New Dutch FI regime on the horizon – what you need to know

The Netherlands is in the process of adopting a general FDI control regime. It is a bit late to the party compared to other EU Member States but progress on the new regime has been accelerated by the COVID-19 crisis, similar regimes being adopted in neighbouring countries and geopolitical developments. Earlier in the summer, a legislative proposal for an Act on the national security screening of mergers, acquisitions and investments was submitted to the Dutch Parliament and debate will start on it this week. The five key takeaways from the proposal are summarised below.

1. Entry into force and retroactive application

We do not expect the rules to come into force before the end of 2021. The Lower House of the Dutch Parliament will discuss the proposal on 9 September and the legislative process is likely to take several months at least.

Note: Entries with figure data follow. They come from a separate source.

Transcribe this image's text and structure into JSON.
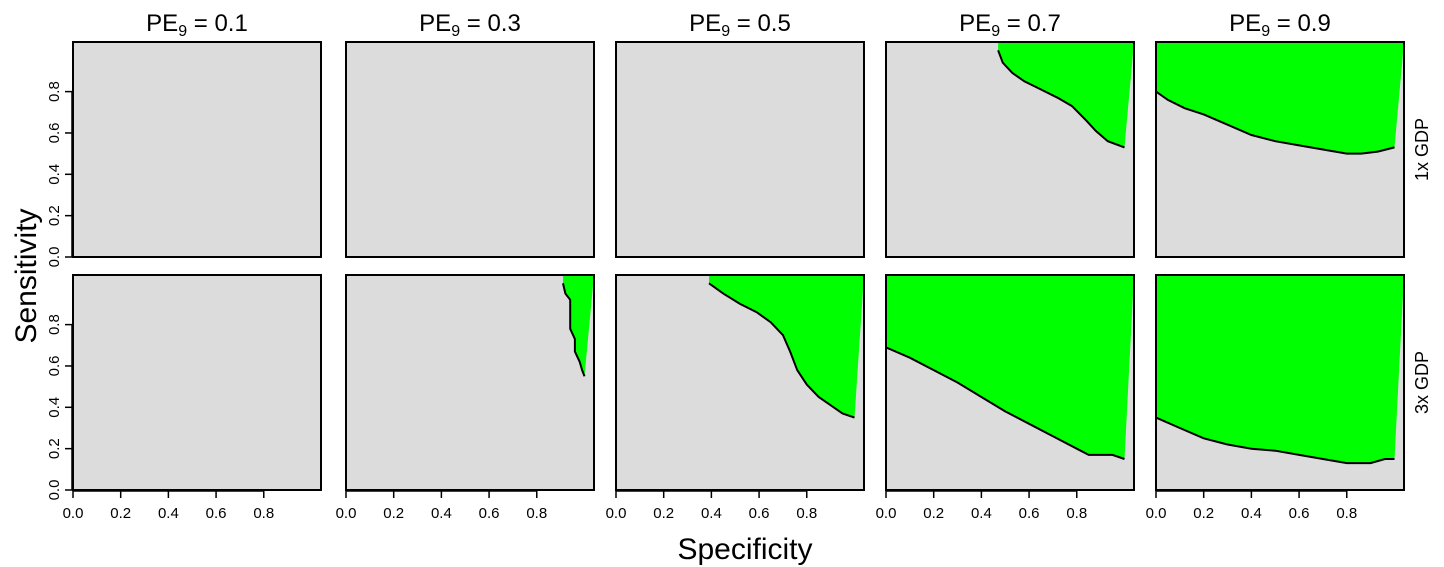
{
  "chart_data": {
    "type": "area",
    "title": "",
    "xlabel": "Specificity",
    "ylabel": "Sensitivity",
    "xlim": [
      0,
      1
    ],
    "ylim": [
      0,
      1
    ],
    "x_ticks": [
      "0.0",
      "0.2",
      "0.4",
      "0.6",
      "0.8"
    ],
    "y_ticks": [
      "0.0",
      "0.2",
      "0.4",
      "0.6",
      "0.8"
    ],
    "col_labels": [
      {
        "base": "PE",
        "sub": "9",
        "rest": " = 0.1"
      },
      {
        "base": "PE",
        "sub": "9",
        "rest": " = 0.3"
      },
      {
        "base": "PE",
        "sub": "9",
        "rest": " = 0.5"
      },
      {
        "base": "PE",
        "sub": "9",
        "rest": " = 0.7"
      },
      {
        "base": "PE",
        "sub": "9",
        "rest": " = 0.9"
      }
    ],
    "row_labels": [
      "1x GDP",
      "3x GDP"
    ],
    "colors": {
      "background": "#dcdcdc",
      "region": "#00ff00",
      "boundary": "#000000"
    },
    "panels": [
      {
        "row": 0,
        "col": 0,
        "boundary": [],
        "corner": "none"
      },
      {
        "row": 0,
        "col": 1,
        "boundary": [],
        "corner": "none"
      },
      {
        "row": 0,
        "col": 2,
        "boundary": [],
        "corner": "none"
      },
      {
        "row": 0,
        "col": 3,
        "corner": "top-right",
        "boundary": [
          [
            0.47,
            1.0
          ],
          [
            0.49,
            0.94
          ],
          [
            0.53,
            0.89
          ],
          [
            0.58,
            0.85
          ],
          [
            0.65,
            0.81
          ],
          [
            0.72,
            0.77
          ],
          [
            0.78,
            0.73
          ],
          [
            0.84,
            0.66
          ],
          [
            0.88,
            0.61
          ],
          [
            0.93,
            0.56
          ],
          [
            1.0,
            0.53
          ]
        ]
      },
      {
        "row": 0,
        "col": 4,
        "corner": "top-right",
        "boundary": [
          [
            0.0,
            0.8
          ],
          [
            0.05,
            0.76
          ],
          [
            0.12,
            0.72
          ],
          [
            0.2,
            0.69
          ],
          [
            0.3,
            0.64
          ],
          [
            0.4,
            0.59
          ],
          [
            0.5,
            0.56
          ],
          [
            0.6,
            0.54
          ],
          [
            0.7,
            0.52
          ],
          [
            0.8,
            0.5
          ],
          [
            0.86,
            0.5
          ],
          [
            0.93,
            0.51
          ],
          [
            1.0,
            0.53
          ]
        ]
      },
      {
        "row": 1,
        "col": 0,
        "boundary": [],
        "corner": "none"
      },
      {
        "row": 1,
        "col": 1,
        "corner": "top-right",
        "boundary": [
          [
            0.91,
            1.0
          ],
          [
            0.92,
            0.95
          ],
          [
            0.94,
            0.92
          ],
          [
            0.94,
            0.78
          ],
          [
            0.96,
            0.73
          ],
          [
            0.96,
            0.67
          ],
          [
            0.98,
            0.62
          ],
          [
            0.99,
            0.58
          ],
          [
            1.0,
            0.55
          ]
        ]
      },
      {
        "row": 1,
        "col": 2,
        "corner": "top-right",
        "boundary": [
          [
            0.39,
            1.0
          ],
          [
            0.45,
            0.95
          ],
          [
            0.52,
            0.9
          ],
          [
            0.59,
            0.86
          ],
          [
            0.65,
            0.81
          ],
          [
            0.7,
            0.75
          ],
          [
            0.73,
            0.67
          ],
          [
            0.76,
            0.58
          ],
          [
            0.8,
            0.51
          ],
          [
            0.85,
            0.45
          ],
          [
            0.9,
            0.41
          ],
          [
            0.95,
            0.37
          ],
          [
            1.0,
            0.35
          ]
        ]
      },
      {
        "row": 1,
        "col": 3,
        "corner": "top-right",
        "boundary": [
          [
            0.0,
            0.69
          ],
          [
            0.1,
            0.64
          ],
          [
            0.2,
            0.58
          ],
          [
            0.3,
            0.52
          ],
          [
            0.4,
            0.45
          ],
          [
            0.5,
            0.38
          ],
          [
            0.6,
            0.32
          ],
          [
            0.7,
            0.26
          ],
          [
            0.8,
            0.2
          ],
          [
            0.85,
            0.17
          ],
          [
            0.95,
            0.17
          ],
          [
            1.0,
            0.15
          ]
        ]
      },
      {
        "row": 1,
        "col": 4,
        "corner": "top-right",
        "boundary": [
          [
            0.0,
            0.35
          ],
          [
            0.1,
            0.3
          ],
          [
            0.2,
            0.25
          ],
          [
            0.3,
            0.22
          ],
          [
            0.4,
            0.2
          ],
          [
            0.5,
            0.19
          ],
          [
            0.6,
            0.17
          ],
          [
            0.7,
            0.15
          ],
          [
            0.8,
            0.13
          ],
          [
            0.9,
            0.13
          ],
          [
            0.96,
            0.15
          ],
          [
            1.0,
            0.15
          ]
        ]
      }
    ]
  }
}
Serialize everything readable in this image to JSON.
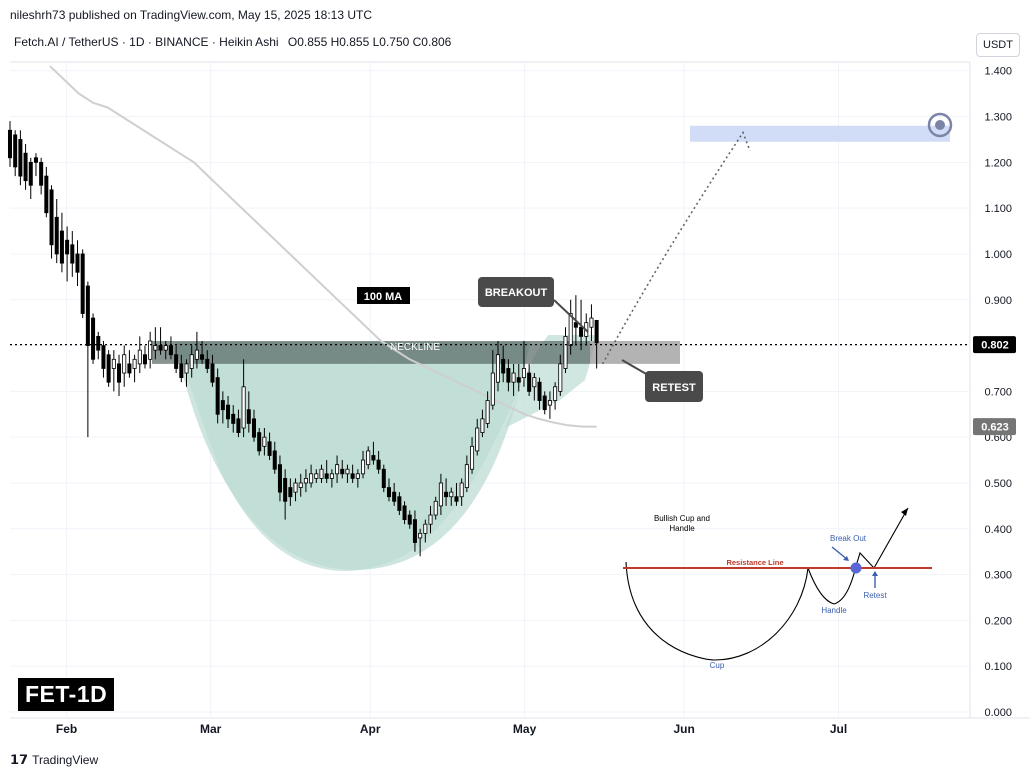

Once they do enter into force, the rules will apply retroactively to transactions that fall within the scope of the regime and were completed after 9 September 2020. A post-closing filing obligation may be imposed (in other words a transaction can be “called in” for review) within 8 months from the rules coming into force. This retroactive call-in power is in line with developments in some other jurisdictions that are introducing new regimes, such as the UK (see our Q&A on the new NSI Act). The Dutch government proposed this retroactive power to prevent strategic and bad faith avoidance of the rules and to protect companies that are vulnerable as a result of the COVID-19 crisis. Given the liberal and generally open investment climate of the Netherlands, we expect that the retroactive application of the rules will only affect very few investments that may prima facie be regarded as giving rise to a threat to national security. 

2. Nature of the regime

The proposed rules will introduce a mandatory, ex-ante and suspensory notification requirement. This means there is a stand-still obligation: the parties cannot close the transaction until approval has been obtained from the Investment Screening Bureau, a designated body within the Ministry of Economic Affairs and Climate.

3. Scope

The acquirer

The proposed rules will apply equally to EU and non-EU investors, including Dutch investors. As a result, the regime is not a standard “FDI control” but rather a general control regime that covers any investments in specific sensitive sectors that are related to national security.

The target

The proposed rules cover transactions in business undertakings that are:

  1. based in the Netherlands*; and
  2. supply vital infrastructure needed for the continuity or resilience of vital processes or are active in or develop sensitive technologies.**

* To determine whether a business undertaking is based in the Netherlands, reference is made to the location of its activities and management, rather than its statutory seat. Importantly, however, the proposed regime also covers indirect acquisitions. This means that transactions involving companies that are not based in the Netherlands but that control companies that meet the criteria could also be covered by the regime.

** The legislative proposal provides a list of critical infrastructures, namely specific providers of: (1) energy related services (NAM and GasTerra for the exploration and trading of natural gas, gas storage operators and district heating operators); (2) storage, production and processing of nuclear power; (3) services for Schiphol and the Rotterdam harbour (Schiphol Airport, KLM, ground handling (fuelling) service providers and the Rotterdam Port Authority); and (4) financial market infrastructure services (clearing and settlement systems, payment and/or electronic money institutions and interbanking services). Sensitive technologies are limited to military and dual use products. 

The Dutch government may further define or expand the scope of critical infrastructure and sensitive technologies by means of a government decree (for example by extending the scope of the legislation to cover the health sector or introducing technologies considered to be sensitive but also by setting turnover or asset value thresholds). Interestingly, the Dutch government has decided not to adopt all of the categories from the EU Screening Regulation. This indicates that the Dutch government intends to continue take a more liberal approach compared to other EU FDI regimes (see, for example, Germany).

The transaction

The rules will apply to a wide range of transaction structures, including acquisitions of control (as defined in merger control), legal (de-)mergers, the creation of (full-function) JVs and asset acquisitions (if those assets are essential for offering vital processes or sensitive technologies as explained above).

For specific sensitive technology, being able to exercise ‘significant influence’ - a lower threshold than control - is sufficient to bring the transaction under the regime. This would cover, among others, acquisitions of a minority shareholding of as little as 10%, or the right to appoint a board member.

4. Implications for sectoral regimes

Specific FDI sector regimes (covering telecommunications, gas and electricity) will prevail over the future general FDI regime. There is also a sectoral regime in the making covering specifically the defence sector, although this is still at an early stage.

5. Implications for current deals 

Although the rules are not yet in effect, parties to a potential transaction should take the potential effects of the regime (including its retroactive provisions) into account. For current deals that may fall within the scope of the regime, you should consider including the following in your transaction documents:

  • wording to ensure the necessary co-operation of the seller in case a post-closing filing is required for the transaction; and
  • a condition precedent to cover the possibility that the regime enters into force before completion of the transaction.